Coarse centroids, fine-grained local search
Scanning every vector for every query is O(N·d). At millions of chunks that is already too slow on a laptop. The standard fix is a two-stage index: cluster the corpus once, keep a centroid per cluster, and at query time restrict the fine-grained search to the top-k nearest clusters.
// coarse pass: which clusters to inspect
int[] shortlist = argTopK(dot(query, centroids), k: 8);
// fine pass: full-precision search only inside those
Candidate[] hits;
foreach (c; shortlist)
hits ~= nearest(query, members[c], n: 20);
return rerank(hits, query);
With ~√N clusters, a typical query touches a small constant fraction of the corpus instead of all of it. Recall loss is bounded by how well the centroids separate the data, and is usually recoverable with a slightly wider shortlist.
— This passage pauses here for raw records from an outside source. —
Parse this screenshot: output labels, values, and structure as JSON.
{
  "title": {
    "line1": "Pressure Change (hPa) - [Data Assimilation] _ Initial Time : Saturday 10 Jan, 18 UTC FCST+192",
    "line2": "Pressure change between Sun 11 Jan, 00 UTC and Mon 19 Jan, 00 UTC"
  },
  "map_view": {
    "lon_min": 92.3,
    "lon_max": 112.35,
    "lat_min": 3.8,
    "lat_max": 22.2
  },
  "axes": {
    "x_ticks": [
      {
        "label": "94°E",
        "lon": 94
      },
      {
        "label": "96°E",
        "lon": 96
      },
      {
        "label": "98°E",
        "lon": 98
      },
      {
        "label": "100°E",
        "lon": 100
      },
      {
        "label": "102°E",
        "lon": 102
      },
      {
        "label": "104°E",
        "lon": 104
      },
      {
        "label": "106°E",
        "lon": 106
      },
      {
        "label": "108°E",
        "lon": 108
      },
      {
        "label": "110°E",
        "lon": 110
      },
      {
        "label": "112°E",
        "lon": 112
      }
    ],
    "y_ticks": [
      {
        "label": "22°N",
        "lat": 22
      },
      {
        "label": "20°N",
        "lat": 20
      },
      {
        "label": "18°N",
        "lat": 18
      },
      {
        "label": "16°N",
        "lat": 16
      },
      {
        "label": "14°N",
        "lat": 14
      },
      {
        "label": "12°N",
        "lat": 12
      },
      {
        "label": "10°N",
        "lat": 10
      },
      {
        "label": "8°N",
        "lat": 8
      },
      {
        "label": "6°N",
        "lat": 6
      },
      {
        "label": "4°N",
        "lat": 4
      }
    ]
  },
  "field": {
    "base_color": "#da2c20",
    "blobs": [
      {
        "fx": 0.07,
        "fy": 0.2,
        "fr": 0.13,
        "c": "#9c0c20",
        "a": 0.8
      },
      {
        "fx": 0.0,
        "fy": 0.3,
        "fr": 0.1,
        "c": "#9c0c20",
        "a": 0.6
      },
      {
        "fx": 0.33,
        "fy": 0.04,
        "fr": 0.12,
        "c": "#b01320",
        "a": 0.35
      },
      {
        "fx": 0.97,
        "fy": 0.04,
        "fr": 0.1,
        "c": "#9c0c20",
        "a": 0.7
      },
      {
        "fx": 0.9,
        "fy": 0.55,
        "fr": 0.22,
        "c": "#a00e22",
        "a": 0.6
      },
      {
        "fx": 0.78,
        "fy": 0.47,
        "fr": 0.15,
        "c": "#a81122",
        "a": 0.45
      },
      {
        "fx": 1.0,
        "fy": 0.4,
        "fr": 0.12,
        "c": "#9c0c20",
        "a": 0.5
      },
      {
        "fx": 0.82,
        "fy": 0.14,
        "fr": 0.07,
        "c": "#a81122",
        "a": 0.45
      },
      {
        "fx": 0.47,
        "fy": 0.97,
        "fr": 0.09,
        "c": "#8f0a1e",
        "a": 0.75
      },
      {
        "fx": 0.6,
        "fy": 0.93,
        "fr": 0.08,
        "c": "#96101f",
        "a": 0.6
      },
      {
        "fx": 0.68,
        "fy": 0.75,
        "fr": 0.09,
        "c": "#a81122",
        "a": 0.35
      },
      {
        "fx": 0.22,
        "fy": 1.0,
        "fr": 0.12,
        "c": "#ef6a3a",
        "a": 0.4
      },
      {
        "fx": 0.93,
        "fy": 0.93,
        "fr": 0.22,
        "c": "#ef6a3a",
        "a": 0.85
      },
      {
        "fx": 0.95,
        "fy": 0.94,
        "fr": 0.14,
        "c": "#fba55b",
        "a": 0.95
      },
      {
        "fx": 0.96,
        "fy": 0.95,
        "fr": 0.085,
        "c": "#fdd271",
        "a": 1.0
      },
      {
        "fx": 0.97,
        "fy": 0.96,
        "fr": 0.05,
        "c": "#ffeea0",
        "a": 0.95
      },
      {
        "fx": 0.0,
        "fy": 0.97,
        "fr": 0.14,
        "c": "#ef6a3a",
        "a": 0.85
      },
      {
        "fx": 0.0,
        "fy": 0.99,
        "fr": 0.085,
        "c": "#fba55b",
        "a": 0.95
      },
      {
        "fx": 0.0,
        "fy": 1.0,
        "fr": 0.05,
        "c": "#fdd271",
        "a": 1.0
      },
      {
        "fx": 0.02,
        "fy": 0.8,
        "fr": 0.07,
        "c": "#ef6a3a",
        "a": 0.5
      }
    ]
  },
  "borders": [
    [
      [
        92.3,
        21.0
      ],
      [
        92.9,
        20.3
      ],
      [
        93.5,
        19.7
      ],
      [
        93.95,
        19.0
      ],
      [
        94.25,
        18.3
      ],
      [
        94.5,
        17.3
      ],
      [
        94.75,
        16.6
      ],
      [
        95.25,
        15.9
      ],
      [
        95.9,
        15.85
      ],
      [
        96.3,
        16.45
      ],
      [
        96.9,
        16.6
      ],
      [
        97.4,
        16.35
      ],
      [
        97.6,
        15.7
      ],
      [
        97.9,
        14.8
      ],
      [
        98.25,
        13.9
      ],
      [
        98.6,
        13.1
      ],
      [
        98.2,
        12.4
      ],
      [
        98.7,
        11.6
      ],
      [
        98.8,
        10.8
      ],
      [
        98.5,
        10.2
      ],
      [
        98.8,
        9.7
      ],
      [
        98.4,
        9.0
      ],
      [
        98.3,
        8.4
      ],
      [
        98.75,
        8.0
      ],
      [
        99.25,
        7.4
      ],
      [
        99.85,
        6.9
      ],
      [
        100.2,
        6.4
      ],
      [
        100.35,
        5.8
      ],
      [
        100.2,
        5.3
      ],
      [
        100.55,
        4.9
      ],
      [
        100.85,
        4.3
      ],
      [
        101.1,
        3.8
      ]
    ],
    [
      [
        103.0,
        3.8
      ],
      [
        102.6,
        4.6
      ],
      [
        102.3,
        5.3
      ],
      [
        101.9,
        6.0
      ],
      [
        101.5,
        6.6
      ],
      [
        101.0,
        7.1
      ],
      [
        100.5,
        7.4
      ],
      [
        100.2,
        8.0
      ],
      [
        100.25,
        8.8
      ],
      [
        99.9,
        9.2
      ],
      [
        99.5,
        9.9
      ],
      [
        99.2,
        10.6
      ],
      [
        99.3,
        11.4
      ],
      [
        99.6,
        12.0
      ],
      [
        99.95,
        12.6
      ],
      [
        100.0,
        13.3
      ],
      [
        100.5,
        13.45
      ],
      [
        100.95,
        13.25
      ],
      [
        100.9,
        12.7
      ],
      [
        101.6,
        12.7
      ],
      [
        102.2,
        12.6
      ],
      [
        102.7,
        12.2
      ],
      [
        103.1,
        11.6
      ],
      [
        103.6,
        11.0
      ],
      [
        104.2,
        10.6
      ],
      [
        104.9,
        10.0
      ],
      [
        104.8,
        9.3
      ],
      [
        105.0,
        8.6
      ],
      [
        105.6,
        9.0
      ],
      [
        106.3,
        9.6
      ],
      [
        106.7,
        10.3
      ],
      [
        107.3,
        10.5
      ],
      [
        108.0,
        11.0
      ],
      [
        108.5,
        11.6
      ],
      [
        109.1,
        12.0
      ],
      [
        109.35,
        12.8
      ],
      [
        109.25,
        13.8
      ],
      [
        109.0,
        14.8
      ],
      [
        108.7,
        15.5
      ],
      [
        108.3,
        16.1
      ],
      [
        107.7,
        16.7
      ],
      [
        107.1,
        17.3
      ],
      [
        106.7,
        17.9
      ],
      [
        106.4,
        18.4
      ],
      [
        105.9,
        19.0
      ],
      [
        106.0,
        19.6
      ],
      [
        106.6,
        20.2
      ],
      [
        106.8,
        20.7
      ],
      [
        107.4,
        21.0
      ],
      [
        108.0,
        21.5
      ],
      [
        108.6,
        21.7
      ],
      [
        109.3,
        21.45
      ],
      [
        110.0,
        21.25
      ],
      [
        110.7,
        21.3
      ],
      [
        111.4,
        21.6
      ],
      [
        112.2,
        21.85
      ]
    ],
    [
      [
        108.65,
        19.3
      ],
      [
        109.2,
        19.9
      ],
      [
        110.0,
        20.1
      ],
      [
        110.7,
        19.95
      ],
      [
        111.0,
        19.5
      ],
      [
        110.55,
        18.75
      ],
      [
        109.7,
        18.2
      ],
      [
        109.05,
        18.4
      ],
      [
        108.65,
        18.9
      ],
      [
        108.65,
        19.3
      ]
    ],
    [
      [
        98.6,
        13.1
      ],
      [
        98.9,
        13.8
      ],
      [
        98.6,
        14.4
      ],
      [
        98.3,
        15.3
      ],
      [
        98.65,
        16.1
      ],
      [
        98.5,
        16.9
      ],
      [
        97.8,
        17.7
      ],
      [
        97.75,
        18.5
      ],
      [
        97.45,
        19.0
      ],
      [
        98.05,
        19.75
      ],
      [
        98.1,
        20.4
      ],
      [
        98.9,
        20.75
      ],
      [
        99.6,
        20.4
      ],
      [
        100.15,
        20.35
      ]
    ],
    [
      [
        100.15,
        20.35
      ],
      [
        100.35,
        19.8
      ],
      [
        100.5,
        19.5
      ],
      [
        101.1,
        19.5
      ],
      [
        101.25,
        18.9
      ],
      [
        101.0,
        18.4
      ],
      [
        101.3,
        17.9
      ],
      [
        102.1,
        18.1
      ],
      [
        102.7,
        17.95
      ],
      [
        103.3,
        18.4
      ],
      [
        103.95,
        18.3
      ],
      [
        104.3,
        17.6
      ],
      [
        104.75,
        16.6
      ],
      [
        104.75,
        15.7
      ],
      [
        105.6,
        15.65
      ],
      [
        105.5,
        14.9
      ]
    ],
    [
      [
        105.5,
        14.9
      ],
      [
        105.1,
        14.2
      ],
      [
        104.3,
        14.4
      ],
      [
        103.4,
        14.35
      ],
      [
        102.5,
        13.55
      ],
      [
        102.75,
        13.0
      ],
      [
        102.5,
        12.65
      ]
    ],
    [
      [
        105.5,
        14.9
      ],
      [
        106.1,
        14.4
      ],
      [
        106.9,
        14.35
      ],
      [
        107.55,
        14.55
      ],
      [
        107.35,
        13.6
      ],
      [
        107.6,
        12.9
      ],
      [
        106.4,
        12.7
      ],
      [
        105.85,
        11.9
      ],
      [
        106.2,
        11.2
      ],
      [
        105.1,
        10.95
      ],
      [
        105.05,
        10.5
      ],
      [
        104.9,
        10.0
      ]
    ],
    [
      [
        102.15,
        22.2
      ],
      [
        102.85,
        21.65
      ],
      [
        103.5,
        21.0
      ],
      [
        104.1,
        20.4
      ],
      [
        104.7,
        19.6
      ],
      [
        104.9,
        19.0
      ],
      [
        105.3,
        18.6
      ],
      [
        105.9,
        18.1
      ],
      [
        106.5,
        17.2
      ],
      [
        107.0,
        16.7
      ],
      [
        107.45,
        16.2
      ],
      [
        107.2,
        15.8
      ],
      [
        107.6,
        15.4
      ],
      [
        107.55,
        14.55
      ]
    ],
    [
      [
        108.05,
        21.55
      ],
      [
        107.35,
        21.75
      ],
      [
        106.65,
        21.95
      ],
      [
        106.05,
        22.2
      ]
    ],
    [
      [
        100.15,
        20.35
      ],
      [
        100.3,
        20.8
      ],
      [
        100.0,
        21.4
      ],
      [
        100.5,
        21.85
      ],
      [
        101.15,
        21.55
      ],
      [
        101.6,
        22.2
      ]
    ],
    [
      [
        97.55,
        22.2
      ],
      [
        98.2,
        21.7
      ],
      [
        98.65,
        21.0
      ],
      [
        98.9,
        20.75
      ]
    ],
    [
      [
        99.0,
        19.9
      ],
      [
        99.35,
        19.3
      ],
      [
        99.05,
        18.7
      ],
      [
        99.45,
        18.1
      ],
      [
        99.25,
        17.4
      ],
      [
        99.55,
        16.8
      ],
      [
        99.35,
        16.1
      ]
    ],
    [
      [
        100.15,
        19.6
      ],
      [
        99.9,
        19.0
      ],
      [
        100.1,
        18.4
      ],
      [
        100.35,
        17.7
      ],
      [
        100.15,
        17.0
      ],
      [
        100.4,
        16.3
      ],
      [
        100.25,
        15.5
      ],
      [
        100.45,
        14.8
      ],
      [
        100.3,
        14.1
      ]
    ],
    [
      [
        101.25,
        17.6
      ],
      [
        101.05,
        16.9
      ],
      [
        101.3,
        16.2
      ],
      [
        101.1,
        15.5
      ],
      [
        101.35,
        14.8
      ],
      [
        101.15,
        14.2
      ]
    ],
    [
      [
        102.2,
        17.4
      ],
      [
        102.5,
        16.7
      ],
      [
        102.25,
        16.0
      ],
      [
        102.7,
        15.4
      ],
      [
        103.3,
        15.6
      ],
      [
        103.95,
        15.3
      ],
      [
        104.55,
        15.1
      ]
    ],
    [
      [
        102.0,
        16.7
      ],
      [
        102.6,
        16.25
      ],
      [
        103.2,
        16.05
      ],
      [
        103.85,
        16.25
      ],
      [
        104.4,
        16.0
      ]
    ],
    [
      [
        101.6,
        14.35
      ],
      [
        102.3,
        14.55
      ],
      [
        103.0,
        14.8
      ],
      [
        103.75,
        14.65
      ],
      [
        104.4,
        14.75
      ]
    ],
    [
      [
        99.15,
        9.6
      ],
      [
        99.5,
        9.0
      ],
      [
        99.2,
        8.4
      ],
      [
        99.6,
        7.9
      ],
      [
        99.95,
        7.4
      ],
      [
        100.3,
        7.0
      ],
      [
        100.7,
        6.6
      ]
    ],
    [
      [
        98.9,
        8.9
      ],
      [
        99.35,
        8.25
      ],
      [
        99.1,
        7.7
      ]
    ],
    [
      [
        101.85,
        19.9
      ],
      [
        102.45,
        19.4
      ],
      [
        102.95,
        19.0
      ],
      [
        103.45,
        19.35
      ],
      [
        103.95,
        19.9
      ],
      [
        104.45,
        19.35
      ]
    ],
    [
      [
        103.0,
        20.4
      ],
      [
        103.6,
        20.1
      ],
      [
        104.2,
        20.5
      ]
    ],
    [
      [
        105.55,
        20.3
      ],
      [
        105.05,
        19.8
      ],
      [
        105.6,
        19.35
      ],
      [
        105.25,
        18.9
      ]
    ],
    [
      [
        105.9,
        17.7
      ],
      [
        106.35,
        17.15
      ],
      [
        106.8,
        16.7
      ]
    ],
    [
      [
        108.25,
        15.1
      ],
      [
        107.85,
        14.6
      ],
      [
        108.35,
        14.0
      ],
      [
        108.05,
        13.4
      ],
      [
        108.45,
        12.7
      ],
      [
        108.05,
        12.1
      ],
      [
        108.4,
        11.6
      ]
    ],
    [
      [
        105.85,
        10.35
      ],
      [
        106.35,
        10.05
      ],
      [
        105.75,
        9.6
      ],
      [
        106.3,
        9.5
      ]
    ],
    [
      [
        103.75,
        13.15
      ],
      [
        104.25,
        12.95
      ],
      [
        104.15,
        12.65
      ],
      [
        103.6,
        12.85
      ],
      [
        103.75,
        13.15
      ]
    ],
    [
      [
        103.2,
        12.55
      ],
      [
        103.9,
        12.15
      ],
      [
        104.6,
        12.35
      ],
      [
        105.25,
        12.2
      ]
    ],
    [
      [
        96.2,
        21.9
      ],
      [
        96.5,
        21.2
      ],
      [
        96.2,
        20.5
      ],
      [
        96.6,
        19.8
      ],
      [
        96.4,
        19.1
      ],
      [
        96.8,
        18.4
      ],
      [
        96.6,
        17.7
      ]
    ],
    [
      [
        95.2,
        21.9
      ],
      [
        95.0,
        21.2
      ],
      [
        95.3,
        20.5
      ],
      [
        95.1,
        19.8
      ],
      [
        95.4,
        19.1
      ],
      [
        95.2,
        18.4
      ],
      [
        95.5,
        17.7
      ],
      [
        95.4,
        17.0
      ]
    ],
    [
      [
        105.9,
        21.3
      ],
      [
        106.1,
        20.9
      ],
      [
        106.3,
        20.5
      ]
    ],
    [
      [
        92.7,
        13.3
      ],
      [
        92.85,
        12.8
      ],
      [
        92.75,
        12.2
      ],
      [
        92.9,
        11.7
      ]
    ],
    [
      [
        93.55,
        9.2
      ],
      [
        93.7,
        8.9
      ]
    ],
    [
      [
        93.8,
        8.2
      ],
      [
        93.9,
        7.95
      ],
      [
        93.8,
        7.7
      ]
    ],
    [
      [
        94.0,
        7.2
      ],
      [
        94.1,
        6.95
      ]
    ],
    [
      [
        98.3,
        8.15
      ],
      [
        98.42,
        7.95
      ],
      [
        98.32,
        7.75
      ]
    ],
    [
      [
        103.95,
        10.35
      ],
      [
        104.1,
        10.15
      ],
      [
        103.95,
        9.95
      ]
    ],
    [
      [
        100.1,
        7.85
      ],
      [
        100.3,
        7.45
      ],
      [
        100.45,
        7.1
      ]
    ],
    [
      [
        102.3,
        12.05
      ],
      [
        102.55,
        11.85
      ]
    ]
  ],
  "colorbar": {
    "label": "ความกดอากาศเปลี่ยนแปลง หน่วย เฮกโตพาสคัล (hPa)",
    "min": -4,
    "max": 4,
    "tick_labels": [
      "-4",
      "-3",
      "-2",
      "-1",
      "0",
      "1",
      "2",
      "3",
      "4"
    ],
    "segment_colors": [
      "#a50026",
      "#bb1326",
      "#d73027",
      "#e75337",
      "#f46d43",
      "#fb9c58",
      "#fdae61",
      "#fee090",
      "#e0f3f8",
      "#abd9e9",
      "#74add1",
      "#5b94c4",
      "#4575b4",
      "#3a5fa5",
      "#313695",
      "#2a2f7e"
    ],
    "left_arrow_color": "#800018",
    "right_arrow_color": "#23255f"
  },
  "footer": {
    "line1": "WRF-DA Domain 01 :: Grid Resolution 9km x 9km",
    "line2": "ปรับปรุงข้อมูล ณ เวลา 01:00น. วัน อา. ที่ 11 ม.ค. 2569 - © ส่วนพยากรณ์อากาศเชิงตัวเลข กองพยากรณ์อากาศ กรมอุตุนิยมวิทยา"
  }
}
Data layout beats algorithm
Cosine similarity between two float[d] vectors is the inner-product kernel from any linear algebra library. The wins on laptop hardware are not algorithmic; they come from how the vectors are stored:
- Store vectors as a contiguous
float[N][d]matrix in row-major order so one SIMD load streamsd/8lanes at a time with AVX2, ord/16with AVX-512. - L2-normalize vectors at write time. Cosine similarity collapses to a single FMA-friendly dot product, no per-query sqrt.
- Keep the query vector small and hot. It fits in L1 and stays there across a whole cluster scan.
- Batch by cluster, not by query. All the vectors you compare against a given query live in one contiguous run.
Intuit’s intuit.space module exposes cosineSimilarity, dotProduct, euclideanDistance, l2Norm, normalize, and normMean as SIMD-specialized primitives so downstream code can stay algorithmic without losing the low-level speed.
Quantization for memory, not accuracy
Full float32 embeddings at d=1024 cost 4 KB per chunk. At a million chunks that is 4 GB just for the index. float16 halves it with no meaningful recall change on most retrieval workloads; int8 scalar quantization with per-vector scale halves it again.
The useful insight on a laptop is that quantization is about staying in cache. Int8 vectors let a much larger working set live in L2/L3, which in practice dominates any precision loss.
Determinism and pure functions make this testable
Every transform in the pipeline (chunking, embedding, normalization, centroid computation, shortlist selection, reranking) is a pure function of its inputs. That makes clusters reproducible across runs, makes it possible to check centroid stability across corpus updates, and makes it possible to golden-test retrieval on a fixed corpus snapshot without spinning up any infrastructure.
Models that fit the laptop envelope
The pair that has worked best for me is Qwen 0.6B for embeddings and Qwen 4B for language. The embedding model is small enough to re-embed hundreds of thousands of chunks in an afternoon on CPU; the language model is small enough to stream tokens interactively while still producing useful extractive summaries when given retrieved context.
Takeaways
- Treat retrieval as geometry, not string matching.
- Use coarse centroids to prune, then do full-precision search inside a small shortlist.
- Contiguous, normalized, SIMD-friendly layouts matter more than which inner-product algorithm you pick.
- Quantize to keep the working set in cache, not to save disk.
- Keep the pipeline pure and deterministic so you can actually test it.